Re: Revised language on: ISO/IEC 10646 as Document Character Set

Erik van der Poel (erik@netscape.com)
Tue, 9 May 95 16:42:21 EDT

>OK. So I'm saying it has been put somewhere. Does this address
>your concern, or would you like to suggest something more?

Perhaps it would be clearer if we had some wording in there that
explained the relationship between "charset" and "document character
set"? MIME has an appendix on the canonical encoding model to deal
with the confusion surrounding CRLF, Base64, Quoted-Printable, etc:

Step 1. Creation of local form.
...
Step 2. Conversion to canonical form.
...
Step 3. Apply transfer encoding.
...
Step 4. Insertion into entity.
...

Perhaps there should be something like that in the HTML spec:

Step 1. Receive document in "charset"
Step 2. Convert document from "charset" to processing character set
Step 3. Parse document, converting numeric character entities
from the 10646 document character set to the processing
character set
etc

Or is this already in the spec? It's hard to tell since the spec
is divided into several pieces and I can't do a search on "charset"
across the whole thing. Do you have an updated *.txt file yet?
(Just asking.)

>The consensus I've heard is that ISO10646 is "good enough" and that
>nobody is interested in HTML-based communications using characters
>that are not in ISO10646. Could you give a motivating example of the
>sorts of things that you want to do, and tell me whether you think it
>conflicts with the current wording of the HTML 2.0 document?

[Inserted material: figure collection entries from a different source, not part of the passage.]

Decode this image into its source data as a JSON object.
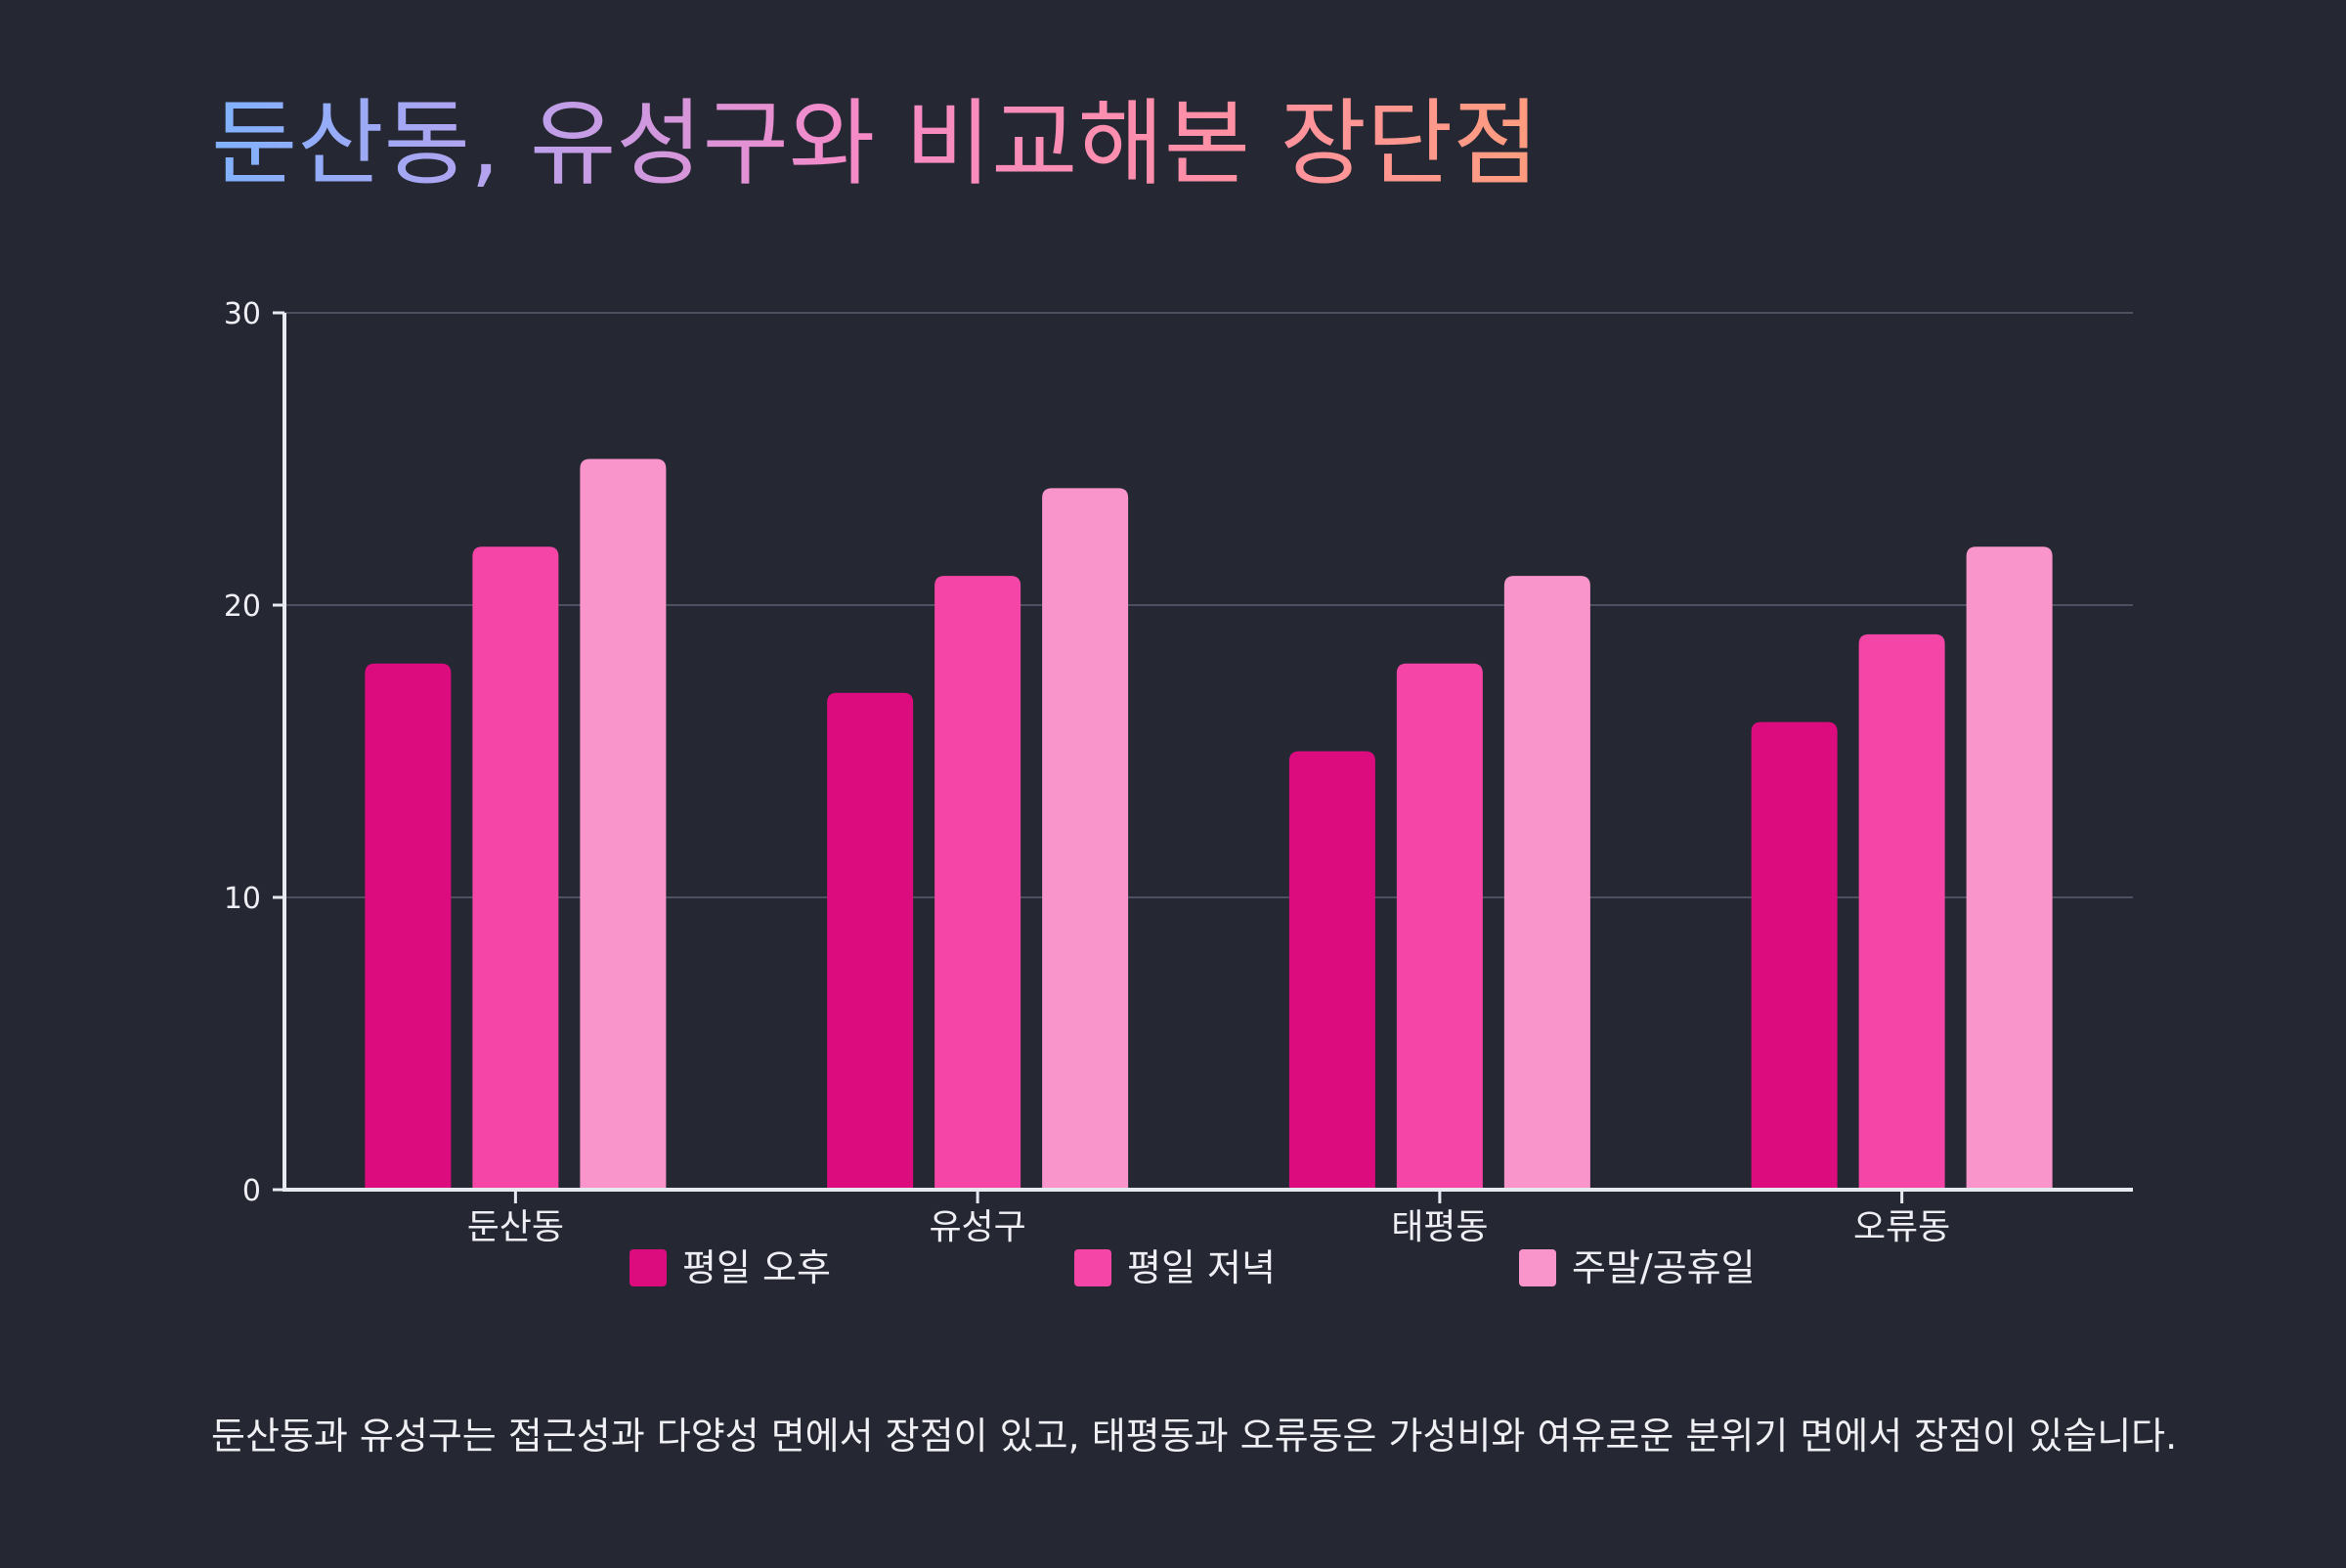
{
  "title": "둔산동, 유성구와 비교해본 장단점",
  "caption": "둔산동과 유성구는 접근성과 다양성 면에서 장점이 있고, 태평동과 오류동은 가성비와 여유로운 분위기 면에서 장점이 있습니다.",
  "chart_data": {
    "type": "bar",
    "categories": [
      "둔산동",
      "유성구",
      "태평동",
      "오류동"
    ],
    "series": [
      {
        "name": "평일 오후",
        "color": "#dc0b7e",
        "values": [
          18,
          17,
          15,
          16
        ]
      },
      {
        "name": "평일 저녁",
        "color": "#f545a6",
        "values": [
          22,
          21,
          18,
          19
        ]
      },
      {
        "name": "주말/공휴일",
        "color": "#fa95cc",
        "values": [
          25,
          24,
          21,
          22
        ]
      }
    ],
    "ylim": [
      0,
      30
    ],
    "yticks": [
      0,
      10,
      20,
      30
    ],
    "grid": true,
    "legend_position": "bottom",
    "xlabel": "",
    "ylabel": ""
  }
}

Actually, it's not that *I* want to use chars not in 10646. My concern
is that the HTML spec should not attempt to restrict people from using
charsets that *they think* (this is key) are "richer" than 10646.
What's the point of restricting the charset to subsets of 10646?

MIME is in many ways just a framework. One of the WG's decisions was
not to restrict the charset -- instead, people would be allowed to
register charsets. I think HMTL should similarly avoid restricting
the charset.

Erik